The Supreme Court today affirms the death penalty in People v. Miles for a 1992 rape, robbery, and murder.  In Justice Joshua Groban’s first death penalty opinion, the court rejects a host of appellate arguments.  But it is the handling of a Batson/Wheeler issue that draws a dissent from Justice Goodwin Liu, a topic about which he has frequently written separately in the past (see here).

The U.S. Supreme Court’s Batson decision and the California Supreme Court’s Wheeler decision establish that it’s unconstitutional for an attorney to racially discriminate in peremptorily challenging prospective jurors.

In today’s case, which involved the rape and murder of a white woman by an African-American man, the court gives deference to the superior court’s finding that the prosecutor’s stated reasons for excusing two African-American male prospective jurors were legitimate and it concludes the reasons “were plausible and supported by the record.”  It does, however, say that “the issue [is] close” as to one of the challenged prospective jurors.  Over 50 pages of the majority’s 137-page opinion is devoted to the Batson/Wheeler argument.
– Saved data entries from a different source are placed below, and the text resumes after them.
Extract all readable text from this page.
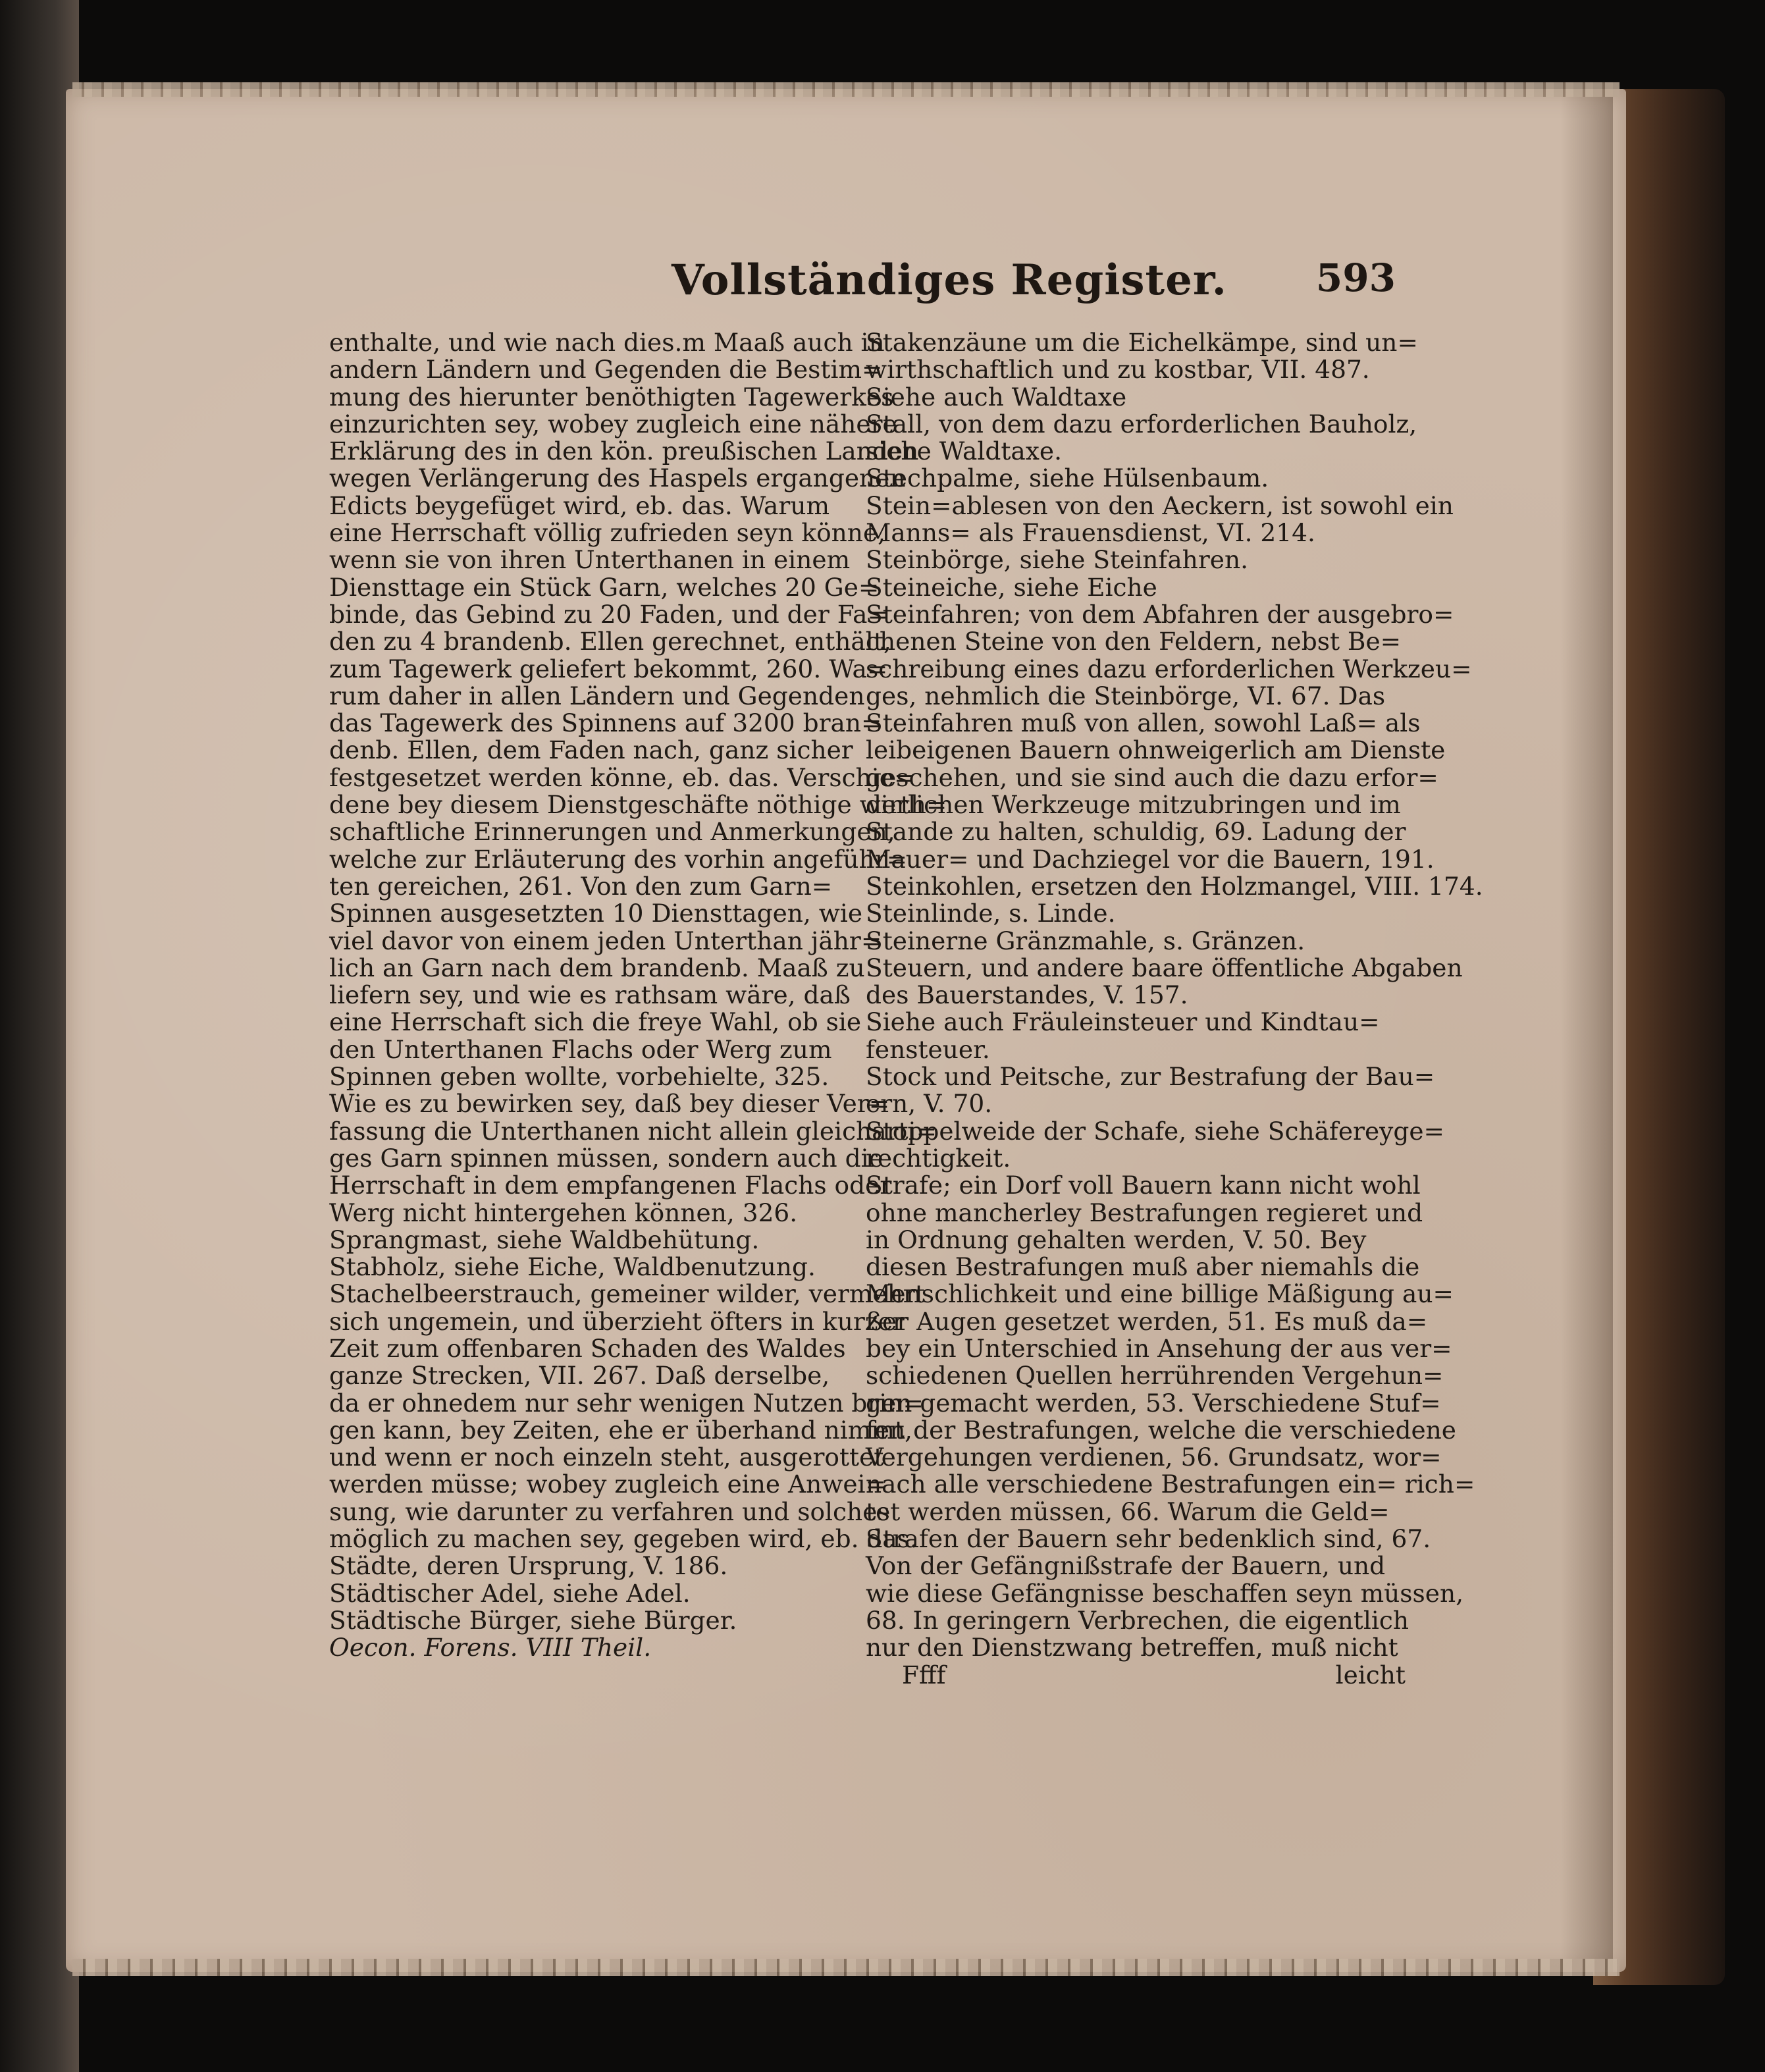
Vollständiges Register. 593
enthalte, und wie nach dies.m Maaß auch in
andern Ländern und Gegenden die Bestim=
mung des hierunter benöthigten Tagewerkes
einzurichten sey, wobey zugleich eine nähere
Erklärung des in den kön. preußischen Landen
wegen Verlängerung des Haspels ergangenen
Edicts beygefüget wird, eb. das. Warum
eine Herrschaft völlig zufrieden seyn könne,
wenn sie von ihren Unterthanen in einem
Diensttage ein Stück Garn, welches 20 Ge=
binde, das Gebind zu 20 Faden, und der Fa=
den zu 4 brandenb. Ellen gerechnet, enthält,
zum Tagewerk geliefert bekommt, 260. Wa=
rum daher in allen Ländern und Gegenden
das Tagewerk des Spinnens auf 3200 bran=
denb. Ellen, dem Faden nach, ganz sicher
festgesetzet werden könne, eb. das. Verschie=
dene bey diesem Dienstgeschäfte nöthige wirth=
schaftliche Erinnerungen und Anmerkungen,
welche zur Erläuterung des vorhin angeführ=
ten gereichen, 261. Von den zum Garn=
Spinnen ausgesetzten 10 Diensttagen, wie
viel davor von einem jeden Unterthan jähr=
lich an Garn nach dem brandenb. Maaß zu
liefern sey, und wie es rathsam wäre, daß
eine Herrschaft sich die freye Wahl, ob sie
den Unterthanen Flachs oder Werg zum
Spinnen geben wollte, vorbehielte, 325.
Wie es zu bewirken sey, daß bey dieser Ver=
fassung die Unterthanen nicht allein gleicharti=
ges Garn spinnen müssen, sondern auch die
Herrschaft in dem empfangenen Flachs oder
Werg nicht hintergehen können, 326.
Sprangmast, siehe Waldbehütung.
Stabholz, siehe Eiche, Waldbenutzung.
Stachelbeerstrauch, gemeiner wilder, vermehrt
sich ungemein, und überzieht öfters in kurzer
Zeit zum offenbaren Schaden des Waldes
ganze Strecken, VII. 267. Daß derselbe,
da er ohnedem nur sehr wenigen Nutzen brin=
gen kann, bey Zeiten, ehe er überhand nimmt,
und wenn er noch einzeln steht, ausgerottet
werden müsse; wobey zugleich eine Anwei=
sung, wie darunter zu verfahren und solches
möglich zu machen sey, gegeben wird, eb. das.
Städte, deren Ursprung, V. 186.
Städtischer Adel, siehe Adel.
Städtische Bürger, siehe Bürger.
Oecon. Forens. VIII Theil.
Stakenzäune um die Eichelkämpe, sind un=
wirthschaftlich und zu kostbar, VII. 487.
Siehe auch Waldtaxe
Stall, von dem dazu erforderlichen Bauholz,
siehe Waldtaxe.
Stechpalme, siehe Hülsenbaum.
Stein=ablesen von den Aeckern, ist sowohl ein
Manns= als Frauensdienst, VI. 214.
Steinbörge, siehe Steinfahren.
Steineiche, siehe Eiche
Steinfahren; von dem Abfahren der ausgebro=
chenen Steine von den Feldern, nebst Be=
schreibung eines dazu erforderlichen Werkzeu=
ges, nehmlich die Steinbörge, VI. 67. Das
Steinfahren muß von allen, sowohl Laß= als
leibeigenen Bauern ohnweigerlich am Dienste
geschehen, und sie sind auch die dazu erfor=
derlichen Werkzeuge mitzubringen und im
Stande zu halten, schuldig, 69. Ladung der
Mauer= und Dachziegel vor die Bauern, 191.
Steinkohlen, ersetzen den Holzmangel, VIII. 174.
Steinlinde, s. Linde.
Steinerne Gränzmahle, s. Gränzen.
Steuern, und andere baare öffentliche Abgaben
des Bauerstandes, V. 157.
Siehe auch Fräuleinsteuer und Kindtau=
fensteuer.
Stock und Peitsche, zur Bestrafung der Bau=
ern, V. 70.
Stoppelweide der Schafe, siehe Schäfereyge=
rechtigkeit.
Strafe; ein Dorf voll Bauern kann nicht wohl
ohne mancherley Bestrafungen regieret und
in Ordnung gehalten werden, V. 50. Bey
diesen Bestrafungen muß aber niemahls die
Menschlichkeit und eine billige Mäßigung au=
ßer Augen gesetzet werden, 51. Es muß da=
bey ein Unterschied in Ansehung der aus ver=
schiedenen Quellen herrührenden Vergehun=
gen gemacht werden, 53. Verschiedene Stuf=
fen der Bestrafungen, welche die verschiedene
Vergehungen verdienen, 56. Grundsatz, wor=
nach alle verschiedene Bestrafungen ein= rich=
tet werden müssen, 66. Warum die Geld=
Strafen der Bauern sehr bedenklich sind, 67.
Von der Gefängnißstrafe der Bauern, und
wie diese Gefängnisse beschaffen seyn müssen,
68. In geringern Verbrechen, die eigentlich
nur den Dienstzwang betreffen, muß nicht
Ffff	leicht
Justice Liu’s dissent focuses on the dismissal of one of the two prospective jurors.  He says “the record shows that each of the prosecutor’s stated reasons for striking [the juror] was implausible or unsupported by the facts.”  One of those reasons was that the prospective juror reported not being upset by the O.J. Simpson verdict, which was rendered three years before the defendant’s trial.  Justice Liu says the prosecutor’s reliance on that fact “seems like playing with fire” because, when the defendant was tried, “it would have been hard to think of any recent case in the American justice system more sensational and racially polarizing than the Simpson trial.”

Justice Liu revisits a theme he’s advanced before when he notes the court today “extends its record of not having found Batson error involving the peremptory strike of a black juror in more than 30 years” and he says, “It is past time to ask whether the Batson framework, as applied by this court, must be rethought in order to fulfill the constitutional mandate of eliminating racial discrimination in jury selection.”